With just 17% of the federal government shutdown, one has to wonder if beer inspectors are considered “non-essential”, and, if so, why we need them in the first place
(USA Today) The federal government shutdown is giving some folks one more reason to cry in their beers: An obscure but powerful arm of the Treasury Department has stopped approving new brews.
All new beers that get bottled or canned to be sold across state lines must be approved by the Alcohol and Tobacco Tax and Trade Bureau, known in the industry as the TTB. Federal workers must approve the label, as well as the recipe if it uses non-traditional ingredients, which many seasonal beers contain.
While the TTB as stopped approving new recipes and labels, workers there are still collecting brewery taxes.
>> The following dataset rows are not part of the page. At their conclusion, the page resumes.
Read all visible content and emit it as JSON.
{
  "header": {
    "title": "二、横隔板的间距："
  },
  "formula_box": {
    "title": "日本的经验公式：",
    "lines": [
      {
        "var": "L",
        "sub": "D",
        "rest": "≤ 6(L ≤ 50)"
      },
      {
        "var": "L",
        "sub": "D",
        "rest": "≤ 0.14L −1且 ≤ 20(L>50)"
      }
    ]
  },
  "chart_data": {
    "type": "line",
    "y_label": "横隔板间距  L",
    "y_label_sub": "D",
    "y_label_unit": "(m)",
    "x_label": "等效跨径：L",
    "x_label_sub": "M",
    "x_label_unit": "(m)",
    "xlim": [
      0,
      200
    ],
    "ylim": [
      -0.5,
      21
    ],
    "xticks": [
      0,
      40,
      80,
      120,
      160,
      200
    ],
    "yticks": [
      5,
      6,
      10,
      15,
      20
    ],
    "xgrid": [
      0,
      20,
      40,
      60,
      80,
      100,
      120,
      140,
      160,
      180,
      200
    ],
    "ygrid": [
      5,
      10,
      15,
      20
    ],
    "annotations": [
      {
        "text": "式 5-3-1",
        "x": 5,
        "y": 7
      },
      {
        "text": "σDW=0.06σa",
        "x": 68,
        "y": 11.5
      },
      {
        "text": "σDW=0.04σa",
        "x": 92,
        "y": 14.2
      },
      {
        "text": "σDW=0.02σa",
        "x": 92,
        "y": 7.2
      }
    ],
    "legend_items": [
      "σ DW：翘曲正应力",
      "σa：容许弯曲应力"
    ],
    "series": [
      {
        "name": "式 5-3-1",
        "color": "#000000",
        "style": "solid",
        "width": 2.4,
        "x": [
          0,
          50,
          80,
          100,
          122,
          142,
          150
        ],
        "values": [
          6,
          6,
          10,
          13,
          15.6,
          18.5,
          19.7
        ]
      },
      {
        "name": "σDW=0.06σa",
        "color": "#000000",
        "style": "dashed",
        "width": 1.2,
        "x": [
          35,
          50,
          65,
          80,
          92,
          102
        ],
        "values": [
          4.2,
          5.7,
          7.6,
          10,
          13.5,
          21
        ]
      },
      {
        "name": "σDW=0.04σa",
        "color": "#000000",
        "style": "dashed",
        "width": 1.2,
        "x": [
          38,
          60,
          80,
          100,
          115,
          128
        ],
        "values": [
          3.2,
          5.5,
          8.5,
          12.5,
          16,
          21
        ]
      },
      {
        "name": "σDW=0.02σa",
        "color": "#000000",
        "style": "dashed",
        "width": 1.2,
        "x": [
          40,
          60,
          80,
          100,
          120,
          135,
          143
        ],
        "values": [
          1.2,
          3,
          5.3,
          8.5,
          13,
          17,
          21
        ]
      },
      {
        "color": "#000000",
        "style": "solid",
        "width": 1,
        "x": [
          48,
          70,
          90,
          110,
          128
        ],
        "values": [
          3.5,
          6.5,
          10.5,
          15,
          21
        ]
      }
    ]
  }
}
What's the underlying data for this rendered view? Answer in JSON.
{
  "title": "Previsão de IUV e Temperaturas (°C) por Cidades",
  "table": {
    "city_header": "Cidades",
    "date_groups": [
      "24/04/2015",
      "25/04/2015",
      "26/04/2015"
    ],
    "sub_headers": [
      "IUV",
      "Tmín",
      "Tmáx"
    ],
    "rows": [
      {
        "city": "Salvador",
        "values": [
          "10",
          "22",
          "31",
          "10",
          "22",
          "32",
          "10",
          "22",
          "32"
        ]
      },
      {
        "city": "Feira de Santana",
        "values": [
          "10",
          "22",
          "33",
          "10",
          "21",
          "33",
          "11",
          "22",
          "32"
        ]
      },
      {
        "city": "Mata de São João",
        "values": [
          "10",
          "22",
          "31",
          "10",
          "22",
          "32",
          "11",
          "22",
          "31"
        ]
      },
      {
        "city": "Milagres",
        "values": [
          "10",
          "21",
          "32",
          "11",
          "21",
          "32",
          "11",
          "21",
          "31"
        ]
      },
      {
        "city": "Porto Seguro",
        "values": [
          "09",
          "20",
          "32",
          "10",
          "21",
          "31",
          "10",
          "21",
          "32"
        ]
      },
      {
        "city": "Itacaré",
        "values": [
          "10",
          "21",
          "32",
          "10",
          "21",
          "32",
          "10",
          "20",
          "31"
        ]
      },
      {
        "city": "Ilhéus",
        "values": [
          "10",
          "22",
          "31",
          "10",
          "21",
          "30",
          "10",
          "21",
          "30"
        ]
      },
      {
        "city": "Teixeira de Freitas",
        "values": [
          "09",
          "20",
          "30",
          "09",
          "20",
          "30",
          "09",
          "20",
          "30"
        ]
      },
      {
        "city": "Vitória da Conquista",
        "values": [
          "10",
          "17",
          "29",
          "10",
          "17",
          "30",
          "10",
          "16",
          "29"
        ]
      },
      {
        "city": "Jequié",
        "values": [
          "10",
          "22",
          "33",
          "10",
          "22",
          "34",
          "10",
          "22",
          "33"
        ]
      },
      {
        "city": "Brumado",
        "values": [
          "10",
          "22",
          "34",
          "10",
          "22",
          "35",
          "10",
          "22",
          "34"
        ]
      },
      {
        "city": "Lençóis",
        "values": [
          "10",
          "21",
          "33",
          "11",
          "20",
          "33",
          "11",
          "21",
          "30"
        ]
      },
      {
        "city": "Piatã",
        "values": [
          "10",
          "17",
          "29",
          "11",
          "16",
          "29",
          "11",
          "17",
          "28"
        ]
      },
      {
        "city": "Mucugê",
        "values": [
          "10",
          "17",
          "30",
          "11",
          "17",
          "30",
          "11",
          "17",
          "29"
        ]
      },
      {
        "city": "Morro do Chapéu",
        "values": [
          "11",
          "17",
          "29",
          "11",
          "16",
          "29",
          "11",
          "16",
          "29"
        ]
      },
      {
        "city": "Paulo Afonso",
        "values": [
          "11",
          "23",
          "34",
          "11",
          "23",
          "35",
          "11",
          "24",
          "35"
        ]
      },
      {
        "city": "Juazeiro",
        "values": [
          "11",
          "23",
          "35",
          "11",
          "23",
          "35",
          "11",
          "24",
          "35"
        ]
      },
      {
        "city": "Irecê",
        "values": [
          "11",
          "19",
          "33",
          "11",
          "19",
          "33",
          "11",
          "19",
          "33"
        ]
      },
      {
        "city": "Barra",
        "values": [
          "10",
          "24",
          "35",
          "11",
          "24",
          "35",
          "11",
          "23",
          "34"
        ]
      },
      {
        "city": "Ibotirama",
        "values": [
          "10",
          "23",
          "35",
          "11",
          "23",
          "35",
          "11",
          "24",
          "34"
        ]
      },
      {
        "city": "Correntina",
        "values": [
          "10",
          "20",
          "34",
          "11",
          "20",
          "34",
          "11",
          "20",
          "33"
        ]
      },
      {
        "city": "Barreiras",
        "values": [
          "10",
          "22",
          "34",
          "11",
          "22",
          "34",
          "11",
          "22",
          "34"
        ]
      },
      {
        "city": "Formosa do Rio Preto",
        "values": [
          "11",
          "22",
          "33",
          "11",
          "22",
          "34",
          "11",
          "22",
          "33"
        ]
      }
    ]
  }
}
Got that? No approvals, but still collecting taxes. Kinda like this
(CBS News) Nearly 36,000 employees who work for the Federal Bureau of Prisons across the country have to work during the government shutdown in order to “protect human life and property,” including the ones in Yankton.
“Basically, we are working right now on an IOU for the government, and we have families to support. We have bills to pay, and we’re expected to be here,” American Federation of Government Employees Local 4040 Union President Michele Kunkel said.
But while workers are going without paychecks, inmates at the prison are not.
“There’s a different funding for them,” Kunkel said of the inmates who are getting paid for the jobs they do while in custody.
That’s right: we continue to pay federal prisoners (why we would pay them in the first place is idiotic).